Compound adjective örnek cümleler:
- She lives in a Turkish-speaking country. (O, Türkçe konuşulan bir ülkede yaşıyor)

- Kemal Sunal is a well-known Turkish actor. (Kemal Sunal çok tanınan bir Türk aktördür)

- It’s a five-day tour. (Üç günlük bir gezi) Bileşik sıfat çoğul olduğunda sonuna ‘s’ konulmaz.

- My doughter is reading a 500-page book. (Kızım beşyüz sayfalık bir kitap okuyor)

- It was a four-hour flight. (Dört saatlik bir uçuştu)
Bu cümle “The tour is five days long.” şeklinde de söylenebilirdi. Ancak bileşik fiil kullanmak ifadeye daha akademik bir hava katar. Üst seviye İngilizce bilgisinin olduğunun göstergesidir.
- Mr.Orhan stated doesn't block anyone on Twitter because he’s open-minded. (Orhan Bey açık görüşlü biri olduğundan, Twitter’de kimseyi engellemediğini belirtti)

- I have excuse. I’m hot-headed. (Mazeretim var, asabiyim ben.)

- We will start using wind-powered generators next year. (Gelecek yıl rüzgar enerjili jeneratörler kullanmaya başlayacağız.)

- This is a smoke-free facility. Thank you for not smoking. (Burası sigara içilmeyen (sigarasız) bir tesistir. Sigara içmediğiniz için teşekkür ederiz.)

- Sebahat made her fortune the old-fashioned way. She inherited it. (Sebahat servetini eski moda yöntemle edindi. Miras kaldı.)

- He barely raises his voice. He is very soft-spoken usually. (Nadiren sesini yükseltir. Genellikle çok yumuşak konuşan biridir.)

- Are you left-handed? (Solak mısınız?)

20 Aralık 2018 Perşembe

How many times - How much time

"How many times" ve "How much time" kullanımı, farkları ve örnek cümleler.

How many times:
How many time.
İşlem sayısını veya eylemin tekrarlanma sayısını öğrenmek için sorulan soru.

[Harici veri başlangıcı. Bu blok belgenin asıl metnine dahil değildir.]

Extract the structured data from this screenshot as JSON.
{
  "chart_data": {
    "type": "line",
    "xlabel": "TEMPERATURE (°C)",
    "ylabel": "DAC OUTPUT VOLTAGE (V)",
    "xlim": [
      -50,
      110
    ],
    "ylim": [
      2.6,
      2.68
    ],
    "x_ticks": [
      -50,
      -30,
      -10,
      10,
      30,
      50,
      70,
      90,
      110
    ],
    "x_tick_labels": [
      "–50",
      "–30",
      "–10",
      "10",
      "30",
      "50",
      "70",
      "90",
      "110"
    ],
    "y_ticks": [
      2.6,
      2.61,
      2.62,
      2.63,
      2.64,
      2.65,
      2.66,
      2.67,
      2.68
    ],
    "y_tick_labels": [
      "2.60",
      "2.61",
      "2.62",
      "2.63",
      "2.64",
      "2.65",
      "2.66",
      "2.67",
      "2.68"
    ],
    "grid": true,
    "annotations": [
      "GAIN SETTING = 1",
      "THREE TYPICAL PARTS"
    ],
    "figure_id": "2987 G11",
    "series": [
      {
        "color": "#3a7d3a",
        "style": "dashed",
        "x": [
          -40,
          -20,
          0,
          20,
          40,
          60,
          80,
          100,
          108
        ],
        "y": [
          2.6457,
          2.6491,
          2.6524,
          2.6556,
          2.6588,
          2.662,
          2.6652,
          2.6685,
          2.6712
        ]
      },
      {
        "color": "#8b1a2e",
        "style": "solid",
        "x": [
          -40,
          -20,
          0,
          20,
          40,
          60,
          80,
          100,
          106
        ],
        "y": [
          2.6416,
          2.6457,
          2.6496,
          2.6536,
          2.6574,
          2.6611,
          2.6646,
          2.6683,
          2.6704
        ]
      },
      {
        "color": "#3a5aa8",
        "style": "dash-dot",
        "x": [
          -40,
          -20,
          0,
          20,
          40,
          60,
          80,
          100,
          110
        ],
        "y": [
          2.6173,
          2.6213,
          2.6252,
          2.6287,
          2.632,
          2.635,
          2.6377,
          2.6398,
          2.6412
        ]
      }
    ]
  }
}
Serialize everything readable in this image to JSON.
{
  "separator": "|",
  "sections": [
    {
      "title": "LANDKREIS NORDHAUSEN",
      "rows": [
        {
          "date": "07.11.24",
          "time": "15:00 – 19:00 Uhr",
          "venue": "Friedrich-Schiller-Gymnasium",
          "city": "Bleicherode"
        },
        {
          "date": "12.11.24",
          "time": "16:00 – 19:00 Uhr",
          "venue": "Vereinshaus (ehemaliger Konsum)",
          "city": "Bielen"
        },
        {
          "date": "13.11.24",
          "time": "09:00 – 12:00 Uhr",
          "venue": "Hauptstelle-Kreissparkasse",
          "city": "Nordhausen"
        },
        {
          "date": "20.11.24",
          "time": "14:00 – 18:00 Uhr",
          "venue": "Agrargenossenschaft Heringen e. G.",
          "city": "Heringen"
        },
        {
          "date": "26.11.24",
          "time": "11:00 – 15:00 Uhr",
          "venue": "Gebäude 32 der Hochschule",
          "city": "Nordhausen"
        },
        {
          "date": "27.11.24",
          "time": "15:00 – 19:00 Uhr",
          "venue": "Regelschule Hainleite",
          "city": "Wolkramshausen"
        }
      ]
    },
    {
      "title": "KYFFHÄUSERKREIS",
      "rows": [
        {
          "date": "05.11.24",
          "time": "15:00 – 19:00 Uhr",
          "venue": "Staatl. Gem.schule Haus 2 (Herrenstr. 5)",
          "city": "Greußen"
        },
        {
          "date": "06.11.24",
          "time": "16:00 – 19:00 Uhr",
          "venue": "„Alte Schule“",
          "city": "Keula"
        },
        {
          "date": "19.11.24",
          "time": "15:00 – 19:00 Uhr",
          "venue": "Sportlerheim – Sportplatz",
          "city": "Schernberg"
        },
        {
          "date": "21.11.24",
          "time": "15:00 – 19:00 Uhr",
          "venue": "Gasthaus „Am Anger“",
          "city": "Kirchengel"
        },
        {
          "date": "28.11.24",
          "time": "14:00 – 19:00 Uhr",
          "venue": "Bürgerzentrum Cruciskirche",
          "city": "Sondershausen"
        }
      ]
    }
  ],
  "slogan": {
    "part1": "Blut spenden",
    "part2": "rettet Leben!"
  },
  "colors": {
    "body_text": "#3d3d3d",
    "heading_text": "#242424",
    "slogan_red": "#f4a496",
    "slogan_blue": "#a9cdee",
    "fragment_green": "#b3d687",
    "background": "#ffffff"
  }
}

- How many times did you take a shower today? (Bugün kaç kez duş aldın?)
- How many times have you been to Ankara? (Ankara'da kaç kez bulundun?)
- How many times have we gone down this road? (Bu yoldan kaç kez gittik?)

How much time:
How much times
Süre, toplam süre, yapılan işin zaman olarak miktarı. Daha günlük dilde aynı anlamlara gelen "how long" kalıbı da kullanılır.

How much time does it take to write the report? (Raporu yazmak ne kadar sürer? - Rapor ne kadar sürede yazılır?)
- How much time does it take to go on Google and search them up? (Google'a girmek ve onları aramak ne kadar zaman alır?)
- How much time have you waited in line? Ne kadar zamandır sırada bekliyorsun?
- How long have you waited in line here? (Ne kadar zamandır sırada bekliyorsun?)